O título desse post remete a dois personagens bem conhecidos de todos (principalmente das crianças) em que um deles sempre tenta capturar o outro, porém esse último é muito mais veloz e raramente se dá mal. A ideia por trás dessa analogia é que algumas vezes tentamos utilizar tipos de dados com limitações de desempenho em nossos códigos e então saímos fazendo mil coisas (“gambiarras”) para tentar se aproximar do melhor desempenho possível, nem preciso comentar o resultado final. Esse fato no leva ao problema de atualização de conhecimento, pesquisas, estudos sobre as novidades de uma linguagem e/ou uma ferramenta. Aquela famosa frase “Para quem só conhece o martelo como ferramenta, parafuso é prego” cabe perfeitamente aqui.
Quando precisamos trabalhar com strings, o primeiro tipo que vem a mente é o tipo String ou string (essa última é apenas um apelido). Legal, esse é o tipo mais conhecido, e naturalmente, mais usado. Acontece que um objeto do tipo String é imutável, o que isso significa? Significa que uma vez atribuído um valor a um objeto desse tipo, esse valor jamais mudará, isso mesmo, jamais mudará. Mas então como eu consigo fazer concatenações e o novo valor é atribuído ao objeto? O que ocorre por baixo dos panos é algo que talvez você nunca imaginasse, a cada nova atribuição de valor a um objeto String, é criado um novo objeto semelhante que agora contém o valor antigo mais o valor atual. Isso mesmo, um novo objeto é criado e isso é transparente aos desenvolvedores. Você simplesmente solicita o valor do objeto e lá está ele.
No momento em que um novo objeto é criado, o objeto antigo continua na memória heap a disposição do garbage collector. A figura 1 mostra esse cenário, podemos ver que ao final das concatenações sucessivas temos um único objeto que iremos trabalhar e mais quatro objetos aguardando para serem eliminados da memória.

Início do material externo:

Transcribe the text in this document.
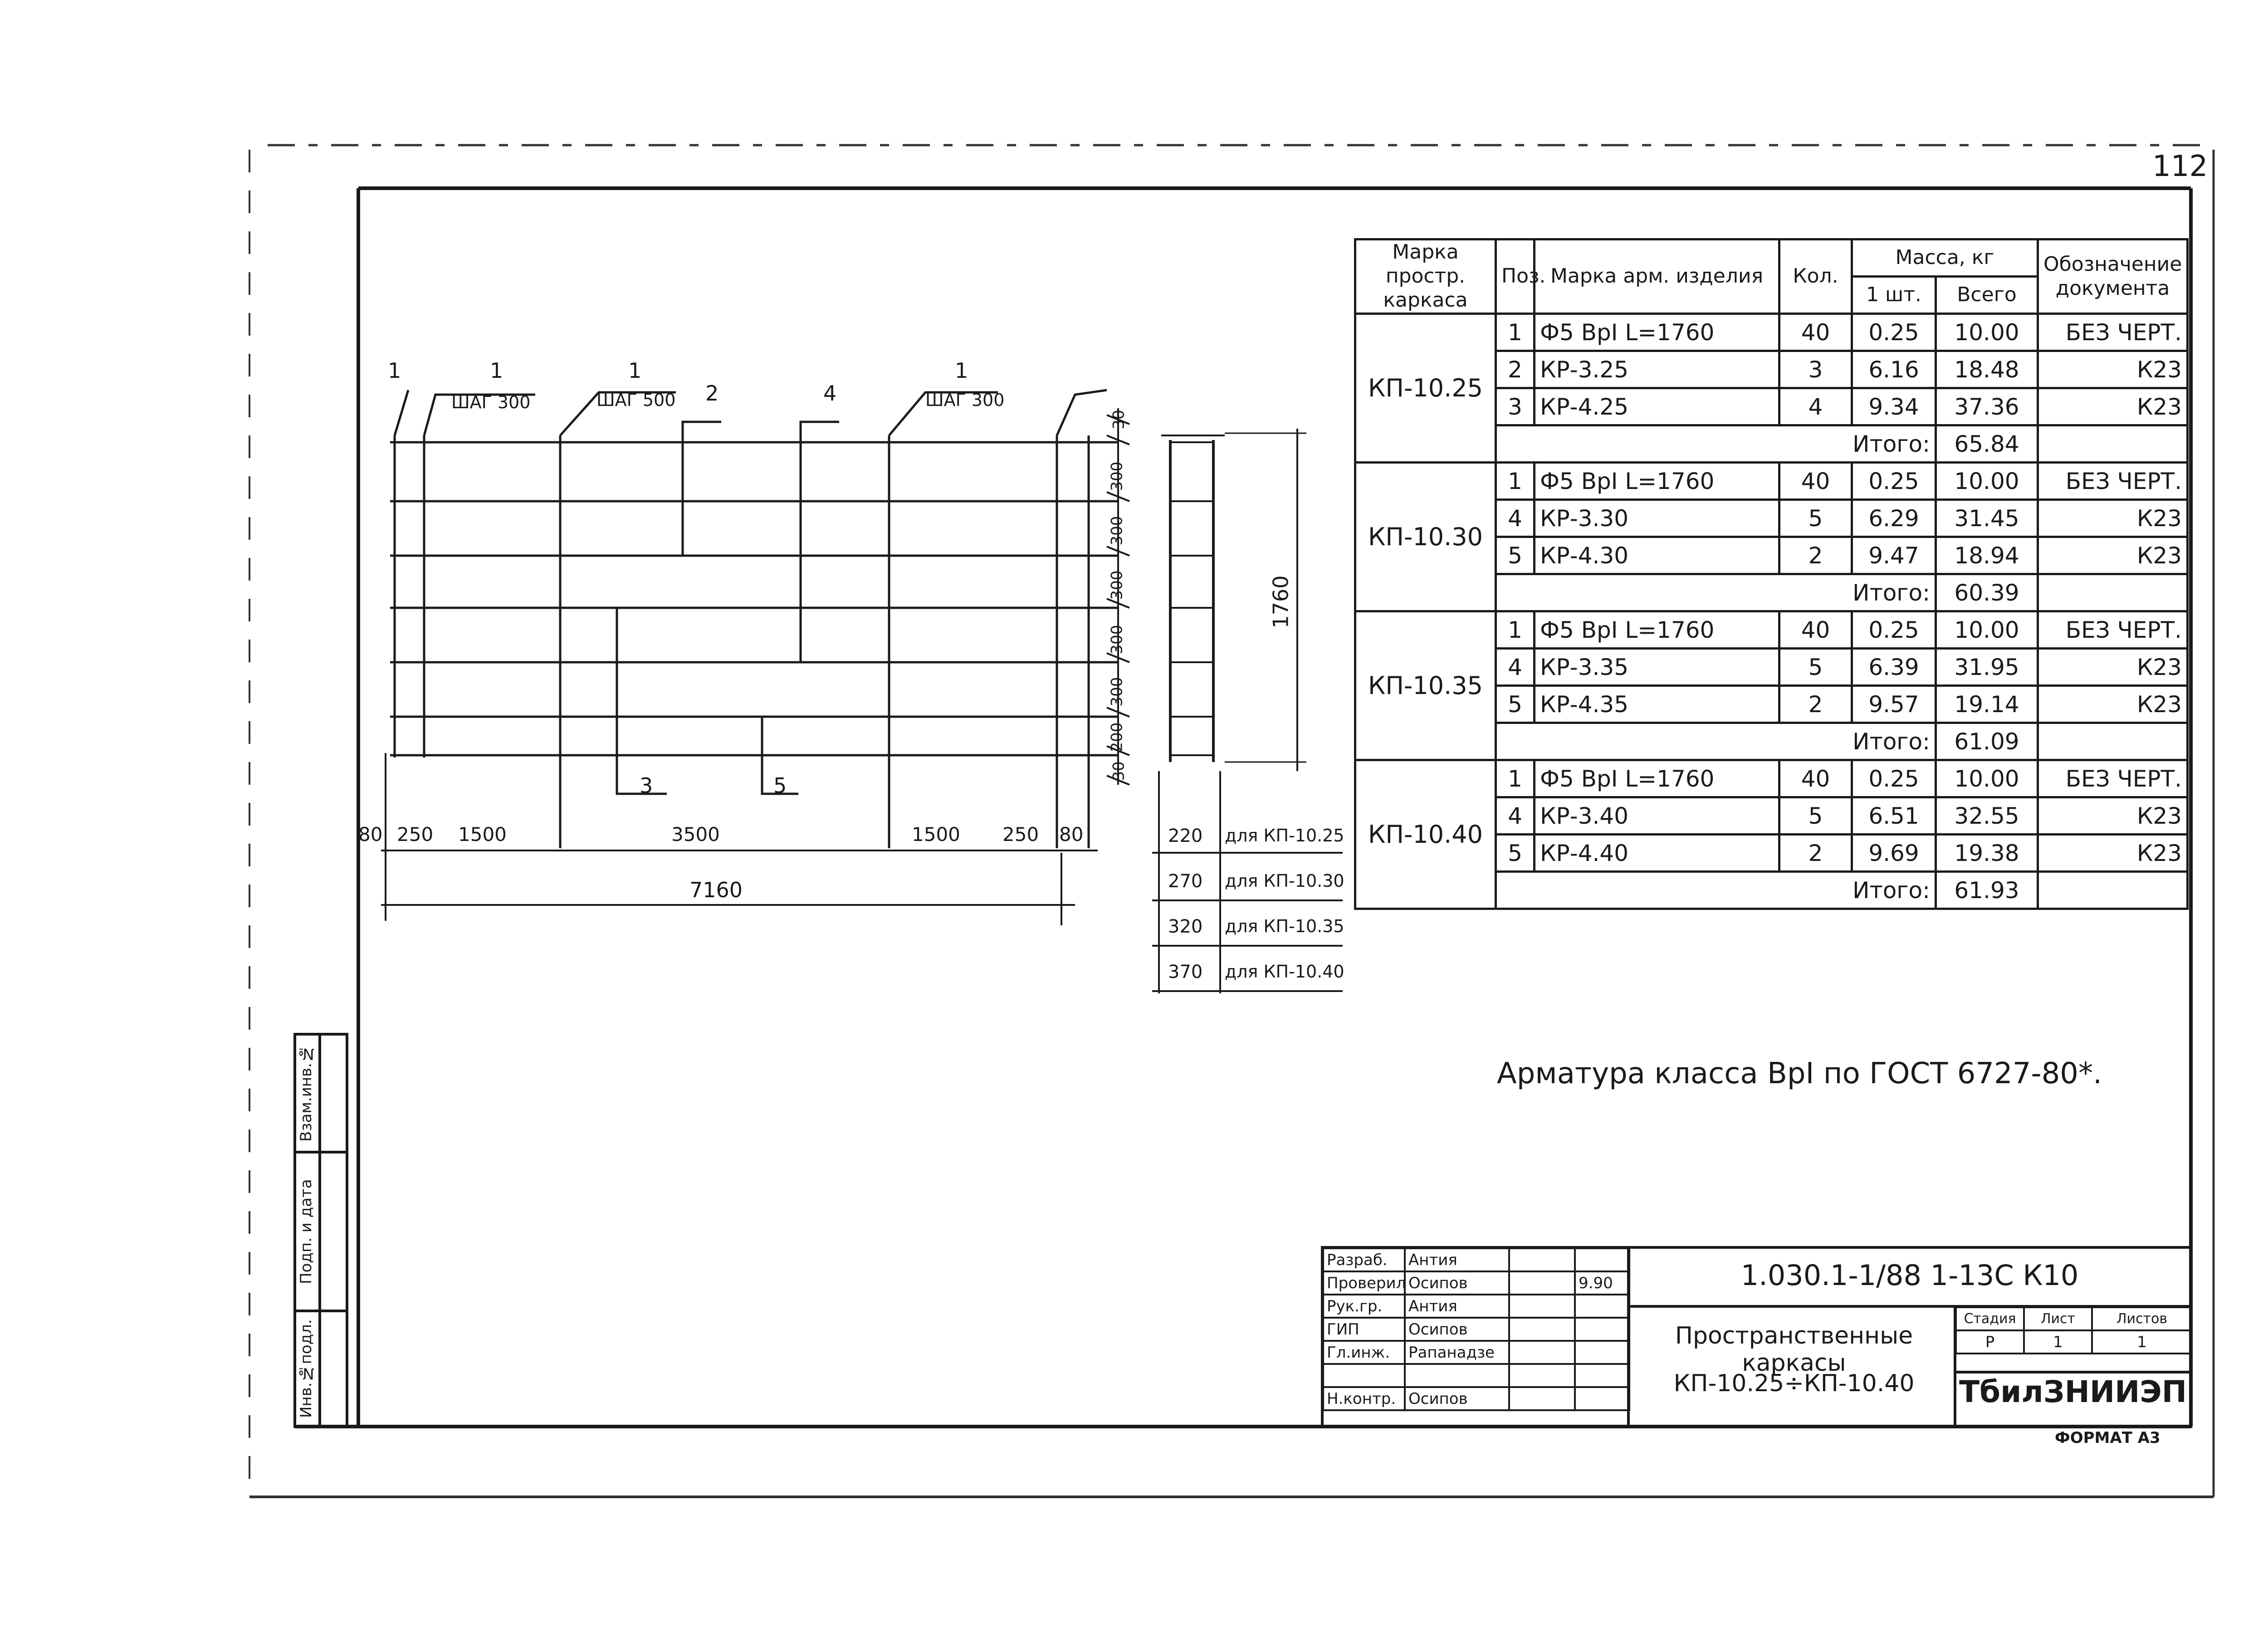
112
1	1	1
2	4
1
ШАГ 300	ШАГ 500	ШАГ 300
3	5
30
300
300
300
300
300
200
30
80 250 1500	3500	1500 250 80
7160
1760
220 для КП-10.25
270 для КП-10.30
320 для КП-10.35
370 для КП-10.40
Марка простр. каркаса	Поз.	Марка арм. изделия	Кол.	Масса, кг		Обозначение документа
				1 шт.	Всего	
КП-10.25	1	Ф5 ВрI L=1760	40	0.25	10.00	БЕЗ ЧЕРТ.
	2	КР-3.25	3	6.16	18.48	К23
	3	КР-4.25	4	9.34	37.36	К23
	Итого:				65.84	
КП-10.30	1	Ф5 ВрI L=1760	40	0.25	10.00	БЕЗ ЧЕРТ.
	4	КР-3.30	5	6.29	31.45	К23
	5	КР-4.30	2	9.47	18.94	К23
	Итого:				60.39	
КП-10.35	1	Ф5 ВрI L=1760	40	0.25	10.00	БЕЗ ЧЕРТ.
	4	КР-3.35	5	6.39	31.95	К23
	5	КР-4.35	2	9.57	19.14	К23
	Итого:				61.09	
КП-10.40	1	Ф5 ВрI L=1760	40	0.25	10.00	БЕЗ ЧЕРТ.
	4	КР-3.40	5	6.51	32.55	К23
	5	КР-4.40	2	9.69	19.38	К23
	Итого:				61.93	
Арматура класса ВрI по ГОСТ 6727-80*.
Инв.№подл.
Подп. и дата
Взам.инв.№
Разраб.	Антия		
Проверил	Осипов		9.90
Рук.гр.	Антия		
ГИП	Осипов		
Гл.инж.	Рапанадзе		

Н.контр.	Осипов		
1.030.1-1/88 1-13С К10
Пространственные каркасы
КП-10.25÷КП-10.40
Стадия	Лист	Листов
Р	1	1
ТбилЗНИИЭП
ФОРМАТ А3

StringVSStringBuilderFigura 1

A cada nova iteração criamos um novo objeto e descartamos o antigo, isso causa um overhead imenso nas aplicações e um péssimo aproveitamento da memória do computador. Ma então o que devemos fazer quando precisarmos utilizar strings em iterações? A solução presente no .NET chama-se StringBuilder. Essa classe foi especialmente desenhada para trabalhar com strings dinâmicas, strings em que o valor muda constantemente e garante uma performance excelente quando recebe grande quantidade de dados. Os métodos disponíveis para trabalhar com StringBuilder fazem uma referência a mesma instância e não a uma nova como no caso da String. Vamos ver na prática como isso funciona. A figura 2 mostra dois métodos, o primeiro faz um loop de 20000 iterações utilizando um objeto StringBuilder e ao final exibe em milissegundos o tempo gasto. O segundo método faz a mesma coisa porém utilizando um objeto String.

ExemploCodigo

Figura 2

ExemploStringBuilder_2

Figura 3

Ao compararmos os resultados da figura 3, podemos concluir a enorme diferença no tempo de execução. Quando chamamos o método que utiliza String, gastamos um tempo de 2637 milissegundos e o mesmo loop utilizando StringBuilder consumiu apenas 10 milissegundos.
Então o tipo de dados String é um tipo ruim de trabalhar? A resposta é que String não é um tipo de dados ruim para trabalhar, porém ela atende exatamente aquilo que ela se propôs a atender, trabalhar com strings estáticas ou com poucas mudanças.

Abraços!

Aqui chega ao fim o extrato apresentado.